Na het voorwoord (p.35-49) is de rest van Celsus' werk De Medicina (p.51-431) ingedeeld zoals sinds de hellenistische tijd gebruikelijk was:

* leefregels en dieetleer (A. boek I-IV leefregels voor gezonde en zwakke mensen, wat te doen bij epidemieën, invloed van jaargetijden en leeftijd, algemene behandelwijzen zoals aderlaten, braken en masseren, indeling en beschrijving van acute en chronische ziektes, aandoeningen als gevolg van koorts en ziekten in delen van het lichaam en hun behandeling),

* farmacie (B. boek V-VI ontwikkeling en gebruik van geneesmiddelen en voor kwalen die bepaalde lichaamsdelen treffen) en

* chirurgie (C. boek VII-VIII verwijderen van projectielen, plaatsgebonden en bijzondere aandoeningen, botten en wat te doen bij ontwrichtingen).

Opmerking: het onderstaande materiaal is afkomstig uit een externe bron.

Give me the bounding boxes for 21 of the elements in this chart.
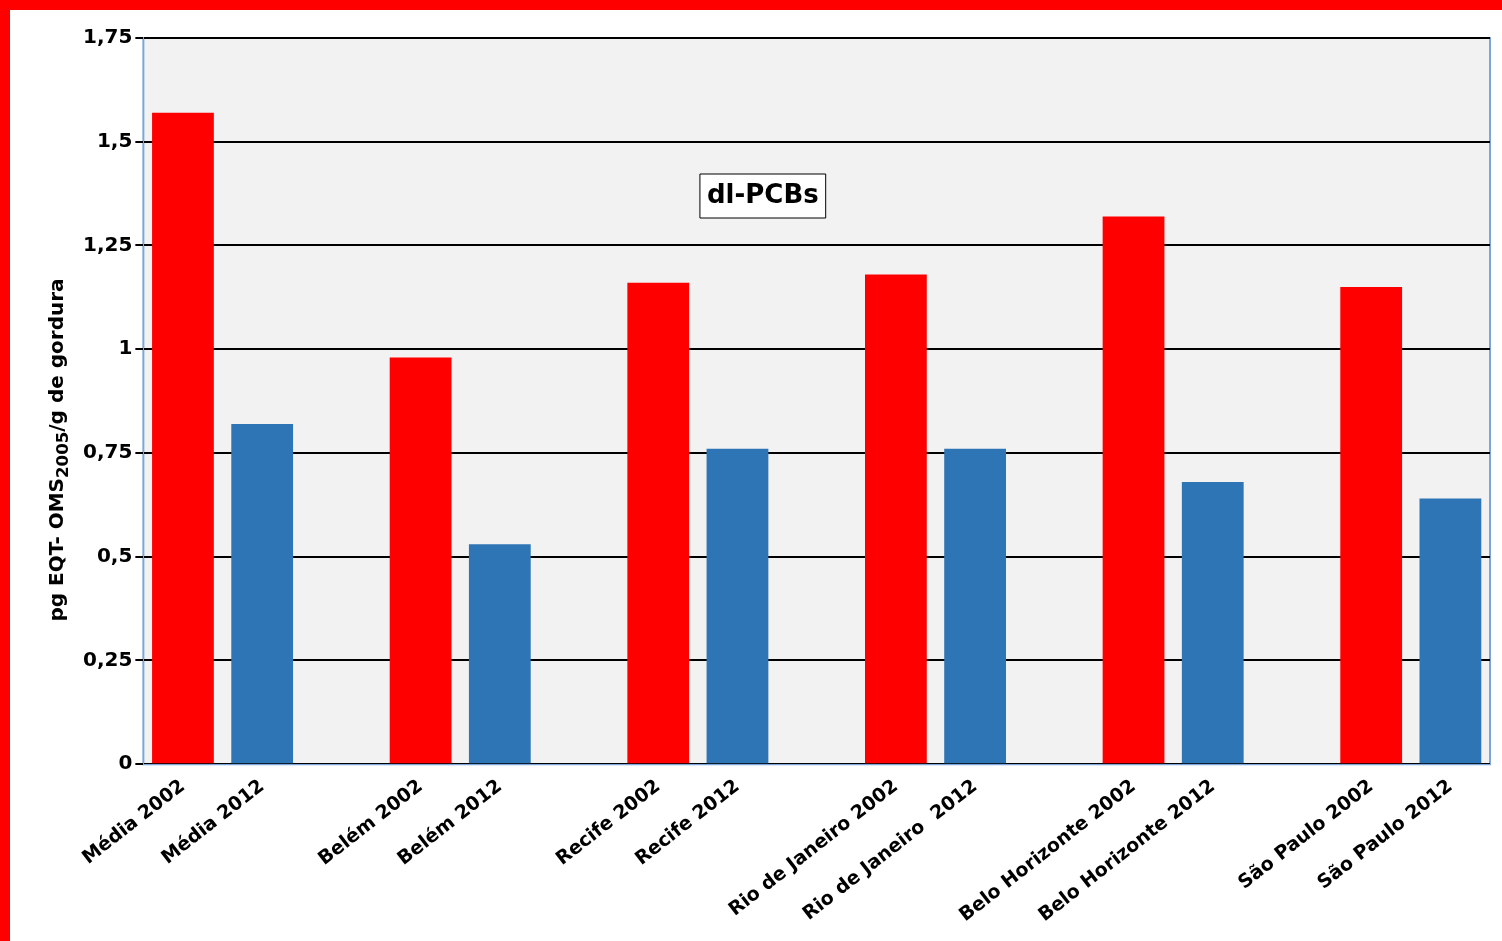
bar: [389, 357, 452, 764]
bar: [231, 423, 294, 764]
bar: [1340, 286, 1403, 764]
bar: [864, 274, 927, 764]
y-tick-label: 0,25: [82, 646, 133, 671]
bar: [706, 448, 769, 764]
y-tick-label: 0,75: [82, 439, 133, 464]
bar: [944, 448, 1006, 764]
bar: [152, 112, 214, 764]
y-tick-label: 1,75: [82, 24, 133, 49]
y-tick-label: 1: [118, 335, 133, 360]
y-tick-label: 1,5: [96, 127, 133, 152]
bar: [1419, 498, 1482, 764]
bar: [1102, 216, 1165, 764]
annotation: dl-PCBs: [706, 178, 819, 209]
y-tick-label: 0: [118, 750, 133, 775]
y-tick-label: 1,25: [82, 231, 133, 256]
bar: [468, 544, 531, 764]
bar: [1181, 481, 1244, 764]
bar: [627, 282, 690, 764]
y-tick-label: 0,5: [96, 542, 133, 567]
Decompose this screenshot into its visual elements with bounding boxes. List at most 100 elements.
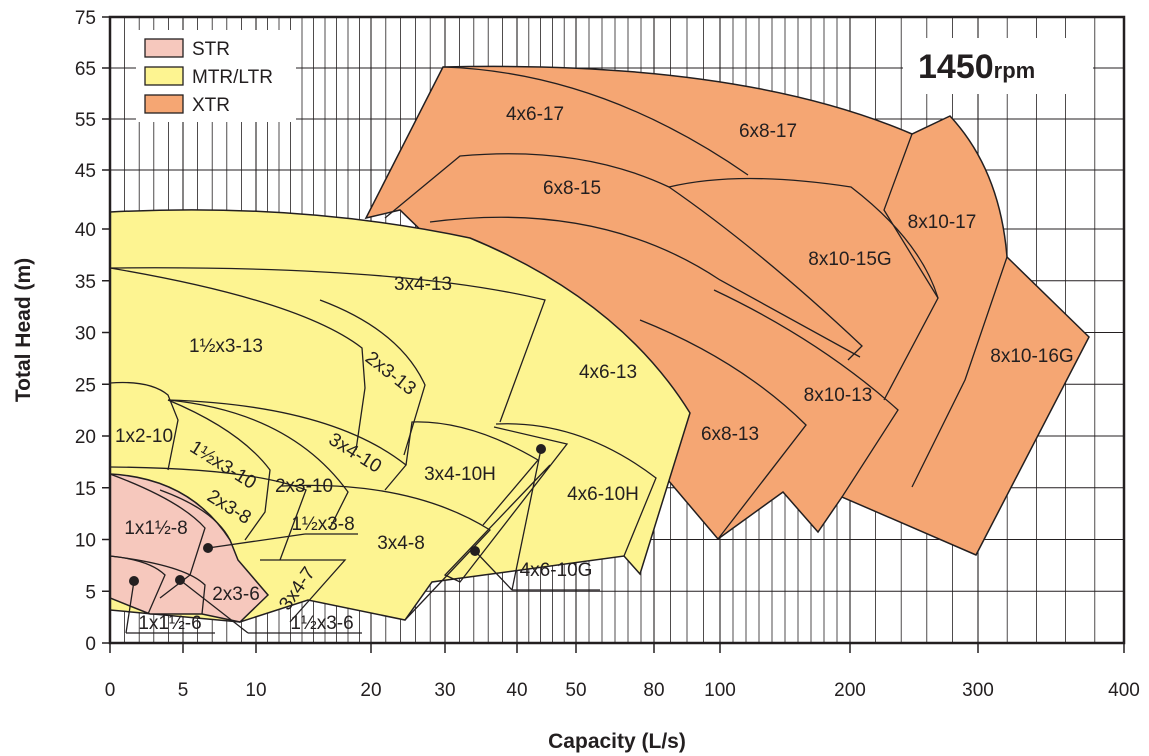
region-xtr-8x10-16G-left [911,256,1008,488]
region-mtr-main [110,209,691,623]
legend-swatch-mtr-ltr [144,66,184,86]
label-3x4-13: 3x4-13 [394,274,452,295]
y-tick-label: 30 [75,324,96,345]
region-mtr-2x3-10 [167,399,349,529]
marker-1.5x3-8 [203,543,213,553]
y-tick-label: 35 [75,272,96,293]
label-2x3-6: 2x3-6 [212,584,260,605]
x-tick-label: 20 [360,680,381,701]
x-tick-label: 0 [105,680,116,701]
region-mtr-1.5x3-13-edge [110,267,366,451]
label-3x4-10H: 3x4-10H [424,464,496,485]
y-axis-title: Total Head (m) [12,258,35,402]
x-tick-label: 400 [1108,680,1140,701]
region-xtr-8x10-17-left [883,133,939,299]
leader-4x6-10G-b [511,448,542,591]
leader-1.5x3-6 [179,579,249,634]
model-pointers [125,444,600,634]
leader-1x1.5-6 [125,580,135,634]
speed-label: 1450rpm [918,48,1035,86]
marker-4x6-10G-b [536,444,546,454]
x-tick-label: 80 [643,680,664,701]
region-xtr-6x8-15-top [384,153,939,401]
leader-1.5x3-8 [207,533,306,549]
speed-box [903,38,1093,94]
y-axis: 0 5 10 15 20 25 30 35 40 45 55 65 75 [75,8,110,655]
x-tick-label: 30 [434,680,455,701]
region-mtr-3x4-7 [260,559,347,623]
region-mtr-4x6-10H [495,423,657,557]
y-tick-label: 65 [75,59,96,80]
region-mtr-4x6-10G [443,426,569,583]
y-tick-label: 25 [75,375,96,396]
marker-1.5x3-6 [175,575,185,585]
y-tick-label: 40 [75,220,96,241]
x-tick-label: 200 [834,680,866,701]
label-8x10-17: 8x10-17 [908,212,977,233]
region-mtr-1x2-10 [110,381,179,471]
region-str-2x3-8 [159,489,231,541]
x-tick-label: 5 [178,680,189,701]
label-8x10-16G: 8x10-16G [990,346,1073,367]
x-tick-label: 300 [962,680,994,701]
label-8x10-13: 8x10-13 [804,385,873,406]
region-str-1x1.5-8 [110,473,206,599]
x-tick-label: 40 [506,680,527,701]
coverage-regions [110,65,1090,623]
region-xtr-lower-edge [639,319,807,540]
label-4x6-10H: 4x6-10H [567,484,639,505]
label-1x2-10: 1x2-10 [115,426,173,447]
y-tick-label: 55 [75,110,96,131]
x-tick-label: 100 [704,680,736,701]
legend: STR MTR/LTR XTR [136,30,296,122]
label-4x6-13: 4x6-13 [579,362,637,383]
region-mtr-1.5x3-8 [110,466,307,561]
y-tick-label: 10 [75,531,96,552]
label-1.5x3-8: 1½x3-8 [291,514,354,535]
x-tick-label: 10 [245,680,266,701]
label-6x8-17: 6x8-17 [739,121,797,142]
region-str-2x3-6 [110,555,206,615]
label-3x4-8: 3x4-8 [377,533,425,554]
label-8x10-15G: 8x10-15G [808,249,891,270]
label-4x6-17: 4x6-17 [506,104,564,125]
label-6x8-15: 6x8-15 [543,178,601,199]
region-xtr-6x8-17-edge [442,66,749,176]
y-tick-label: 15 [75,479,96,500]
speed-value: 1450 [918,48,994,86]
region-mtr-3x4-10H [405,421,539,526]
speed-annotation: 1450rpm [903,38,1093,94]
y-tick-label: 5 [85,582,96,603]
legend-swatch-str [144,38,184,58]
x-axis: 0 5 10 20 30 40 50 80 100 200 300 400 [105,643,1140,701]
y-tick-label: 75 [75,8,96,29]
legend-label-xtr: XTR [192,95,230,116]
label-1.5x3-13: 1½x3-13 [189,336,263,357]
label-1x1.5-8: 1x1½-8 [124,518,187,539]
y-tick-label: 45 [75,161,96,182]
marker-4x6-10G-a [470,546,480,556]
label-1.5x3-6: 1½x3-6 [290,613,353,634]
label-2x3-10: 2x3-10 [275,476,333,497]
region-mtr-1.5x3-10 [167,399,271,541]
region-xtr-6x8-13-top [429,216,861,358]
region-mtr-2x3-13-edge [319,299,426,456]
label-6x8-13: 6x8-13 [701,424,759,445]
leader-4x6-10G-a [474,550,513,591]
legend-label-str: STR [192,39,230,60]
region-xtr-6x8-13-right [668,186,863,361]
marker-1x1.5-6 [129,576,139,586]
speed-unit: rpm [994,58,1036,83]
y-tick-label: 0 [85,634,96,655]
region-xtr-main [364,65,1090,556]
legend-label-mtr-ltr: MTR/LTR [192,67,273,88]
legend-swatch-xtr [144,94,184,114]
y-tick-label: 20 [75,427,96,448]
plot-frame [108,15,1126,645]
region-mtr-3x4-8 [281,484,492,621]
region-mtr-3x4-13-edge [110,267,546,423]
x-axis-title: Capacity (L/s) [548,730,686,753]
region-xtr-8x10-13-top [713,289,899,498]
label-4x6-10G: 4x6-10G [520,560,593,581]
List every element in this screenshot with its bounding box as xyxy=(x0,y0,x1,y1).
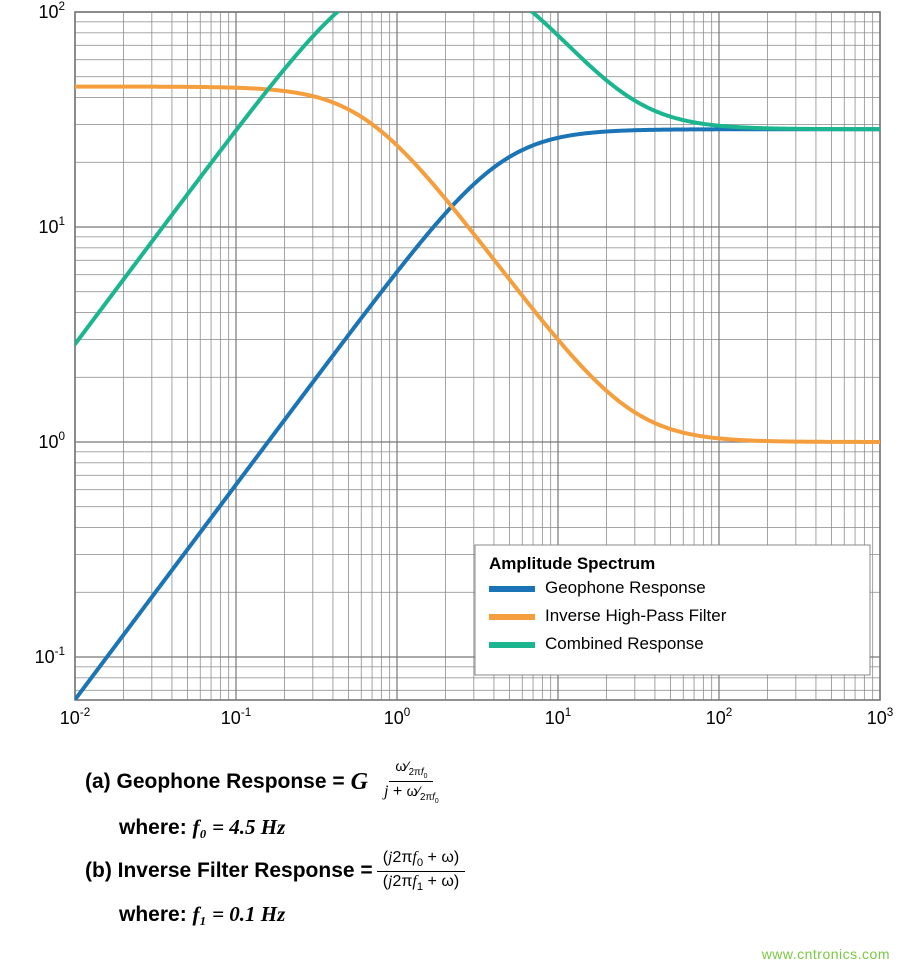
page: 10-2 10-1 100 101 102 103 10-1 100 101 102 Amplitu… xyxy=(0,0,900,968)
eq-b-frac: (j2πf0 + ω) (j2πf1 + ω) xyxy=(377,849,465,893)
svg-text:101: 101 xyxy=(38,215,65,237)
svg-text:102: 102 xyxy=(38,0,65,22)
eq-b-label: (b) Inverse Filter Response = xyxy=(85,855,373,887)
eq-b-num: (j2πf0 + ω) xyxy=(377,849,465,872)
chart: 10-2 10-1 100 101 102 103 10-1 100 101 102 Amplitu… xyxy=(0,0,900,750)
equations-block: (a) Geophone Response = G ω⁄2πf0 j + ω⁄2… xyxy=(85,758,469,937)
svg-text:10-2: 10-2 xyxy=(60,706,90,728)
legend-title: Amplitude Spectrum xyxy=(489,554,655,573)
eq-b: (b) Inverse Filter Response = (j2πf0 + ω… xyxy=(85,849,469,893)
watermark: www.cntronics.com xyxy=(762,946,890,962)
legend-swatch xyxy=(489,642,535,648)
svg-text:102: 102 xyxy=(706,706,733,728)
eq-a: (a) Geophone Response = G ω⁄2πf0 j + ω⁄2… xyxy=(85,758,469,806)
eq-a-den: j + ω⁄2πf0 xyxy=(378,782,445,805)
chart-svg: 10-2 10-1 100 101 102 103 10-1 100 101 102 Amplitu… xyxy=(0,0,900,750)
legend-swatch xyxy=(489,586,535,592)
svg-text:103: 103 xyxy=(867,706,894,728)
legend-item-label: Inverse High-Pass Filter xyxy=(545,606,727,625)
svg-text:100: 100 xyxy=(384,706,411,728)
eq-a-G: G xyxy=(351,764,368,800)
legend-item-label: Geophone Response xyxy=(545,578,706,597)
legend-swatch xyxy=(489,614,535,620)
eq-a-where: where: f₀ = 4.5 Hz xyxy=(119,812,469,844)
eq-a-num: ω⁄2πf0 xyxy=(389,758,433,782)
eq-b-where: where: f₁ = 0.1 Hz xyxy=(119,899,469,931)
legend: Amplitude Spectrum Geophone Response Inver… xyxy=(475,545,870,675)
svg-text:101: 101 xyxy=(545,706,572,728)
legend-item-label: Combined Response xyxy=(545,634,704,653)
eq-a-frac: ω⁄2πf0 j + ω⁄2πf0 xyxy=(378,758,445,806)
svg-text:10-1: 10-1 xyxy=(35,645,65,667)
eq-a-label: (a) Geophone Response = xyxy=(85,766,345,798)
eq-b-den: (j2πf1 + ω) xyxy=(377,872,465,894)
svg-text:100: 100 xyxy=(38,430,65,452)
svg-text:10-1: 10-1 xyxy=(221,706,251,728)
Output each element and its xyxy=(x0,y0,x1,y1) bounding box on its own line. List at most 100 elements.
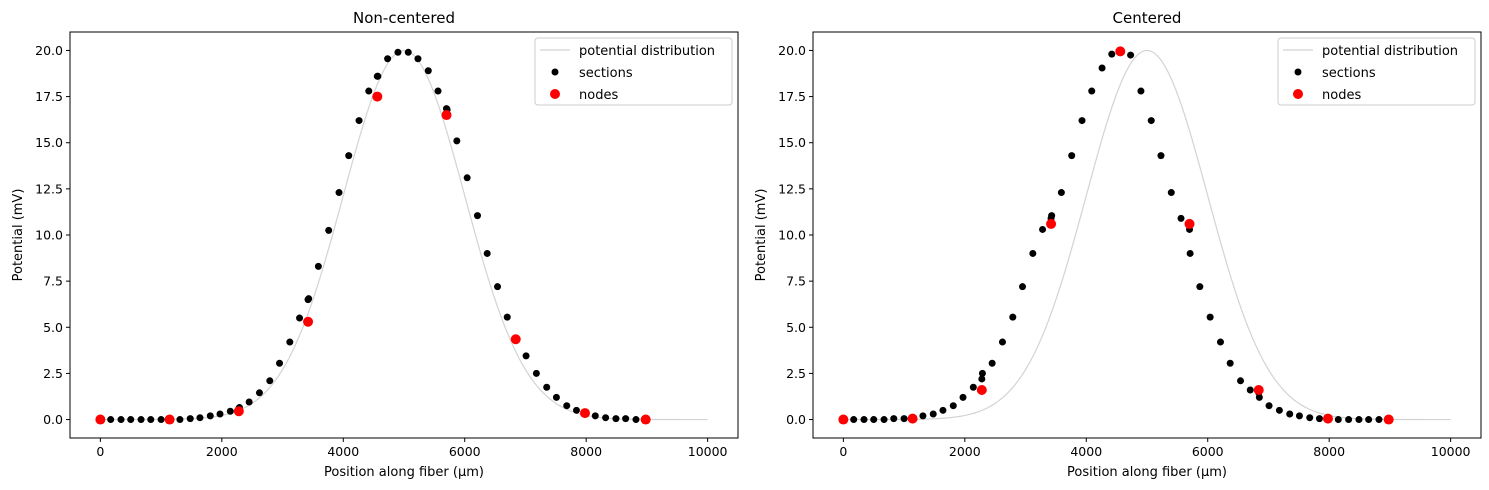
section-point xyxy=(314,262,322,270)
section-point xyxy=(1255,393,1263,401)
section-point xyxy=(117,416,125,424)
section-point xyxy=(384,55,392,63)
section-point xyxy=(434,87,442,95)
section-point xyxy=(1127,51,1135,59)
section-point xyxy=(591,412,599,420)
section-point xyxy=(890,415,898,423)
section-point xyxy=(1334,416,1342,424)
section-point xyxy=(602,414,610,422)
y-tick-label: 2.5 xyxy=(43,366,63,381)
section-point xyxy=(1246,386,1254,394)
node-point xyxy=(164,414,175,425)
node-point xyxy=(1383,414,1394,425)
section-point xyxy=(1108,50,1116,58)
y-tick-label: 15.0 xyxy=(778,135,806,150)
x-tick-label: 8000 xyxy=(1313,444,1345,459)
section-point xyxy=(978,375,986,383)
section-point xyxy=(622,415,630,423)
node-point xyxy=(1046,218,1057,229)
section-point xyxy=(1039,225,1047,233)
x-tick-label: 4000 xyxy=(1070,444,1102,459)
node-point xyxy=(838,414,849,425)
node-point xyxy=(1322,413,1333,424)
section-point xyxy=(1078,117,1086,125)
legend-box xyxy=(534,37,733,106)
section-point xyxy=(1265,402,1273,410)
section-point xyxy=(563,402,571,410)
x-tick-label: 0 xyxy=(96,444,104,459)
y-tick-label: 7.5 xyxy=(786,274,806,289)
node-point xyxy=(640,414,651,425)
y-axis-label: Potential (mV) xyxy=(11,189,26,282)
section-point xyxy=(355,117,363,125)
section-point xyxy=(196,414,204,422)
points-layer xyxy=(95,48,651,425)
y-tick-label: 20.0 xyxy=(778,43,806,58)
section-point xyxy=(1029,249,1037,257)
y-tick-label: 5.0 xyxy=(786,320,806,335)
section-point xyxy=(503,313,511,321)
node-point xyxy=(441,110,452,121)
section-point xyxy=(1345,416,1353,424)
section-point xyxy=(1295,412,1303,420)
section-point xyxy=(543,383,551,391)
node-point xyxy=(510,334,521,345)
section-point xyxy=(949,402,957,410)
node-point xyxy=(579,408,590,419)
section-point xyxy=(1057,189,1065,197)
section-point xyxy=(266,377,274,385)
section-point xyxy=(226,407,234,415)
subplot-centered: Centered 0 2000 4000 6000 8000 10000 0.0 2.5 5.… xyxy=(754,9,1482,480)
y-tick-label: 12.5 xyxy=(778,181,806,196)
y-tick-label: 12.5 xyxy=(35,181,63,196)
section-point xyxy=(394,48,402,56)
x-tick-label: 0 xyxy=(839,444,847,459)
x-tick-label: 2000 xyxy=(206,444,238,459)
x-axis: 0 2000 4000 6000 8000 10000 xyxy=(96,438,728,459)
section-point xyxy=(939,406,947,414)
section-point xyxy=(453,137,461,145)
y-axis: 0.0 2.5 5.0 7.5 10.0 12.5 15.0 17.5 20.0 xyxy=(778,43,813,427)
section-point xyxy=(424,67,432,75)
plot-title: Non-centered xyxy=(353,9,455,27)
section-point xyxy=(1068,152,1076,160)
legend-label-potential: potential distribution xyxy=(1322,44,1458,59)
node-point xyxy=(1253,385,1264,396)
y-tick-label: 0.0 xyxy=(43,412,63,427)
node-point xyxy=(303,316,314,327)
section-point xyxy=(157,416,165,424)
legend-label-nodes: nodes xyxy=(1322,88,1361,103)
section-point xyxy=(365,87,373,95)
section-point xyxy=(1196,283,1204,291)
legend-label-nodes: nodes xyxy=(579,88,618,103)
node-point xyxy=(976,385,987,396)
legend-label-sections: sections xyxy=(579,66,633,81)
section-point xyxy=(1355,416,1363,424)
section-point xyxy=(127,416,135,424)
section-point xyxy=(305,295,313,303)
y-tick-label: 0.0 xyxy=(786,412,806,427)
node-point xyxy=(1184,218,1195,229)
section-point xyxy=(335,189,343,197)
legend-marker-nodes xyxy=(1293,89,1303,99)
section-point xyxy=(959,393,967,401)
section-point xyxy=(176,416,184,424)
node-point xyxy=(1115,46,1126,57)
section-point xyxy=(1157,152,1165,160)
y-axis: 0.0 2.5 5.0 7.5 10.0 12.5 15.0 17.5 20.0 xyxy=(35,43,70,427)
section-point xyxy=(1177,214,1185,222)
node-point xyxy=(907,413,918,424)
section-point xyxy=(850,416,858,424)
node-point xyxy=(233,406,244,417)
section-point xyxy=(632,416,640,424)
x-tick-label: 6000 xyxy=(1192,444,1224,459)
section-point xyxy=(860,416,868,424)
x-tick-label: 4000 xyxy=(327,444,359,459)
x-tick-label: 2000 xyxy=(949,444,981,459)
plot-title: Centered xyxy=(1113,9,1182,27)
subplot-non-centered: Non-centered 0 2000 4000 6000 8000 10000 0.0 2… xyxy=(11,9,739,480)
legend-marker-sections xyxy=(551,68,559,76)
section-point xyxy=(374,72,382,80)
section-point xyxy=(929,410,937,418)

Daarna volgen noten (p.433-456), een uitgebreid zakenregister (p.457-487) en een verklarende lijst van eigennamen (p.489-495).

Het moet een titanenwerk zijn geweest om Celsus te vertalen in goed en vloeiend Nederlands. Hulde voor de vertaler en de internisten (Van de Wiel & Roos) die de tekst ook voor leken (min of meer) begrijpelijk hebben gemaakt. Het lijkt me heerlijke literatuur voor studenten geneeskunde (zoek verschillen en overeenkomsten), maar in ieder geval is het ook een belangrijke tekst voor degene die zich bezighoudt met de Romeinse tijd. Celsus gunt ons een blik in de medische kennis van de eerste eeuw van onze jaartelling.
Zo jammer dat de rest van zijn Artes voorgoed verloren is gegaan!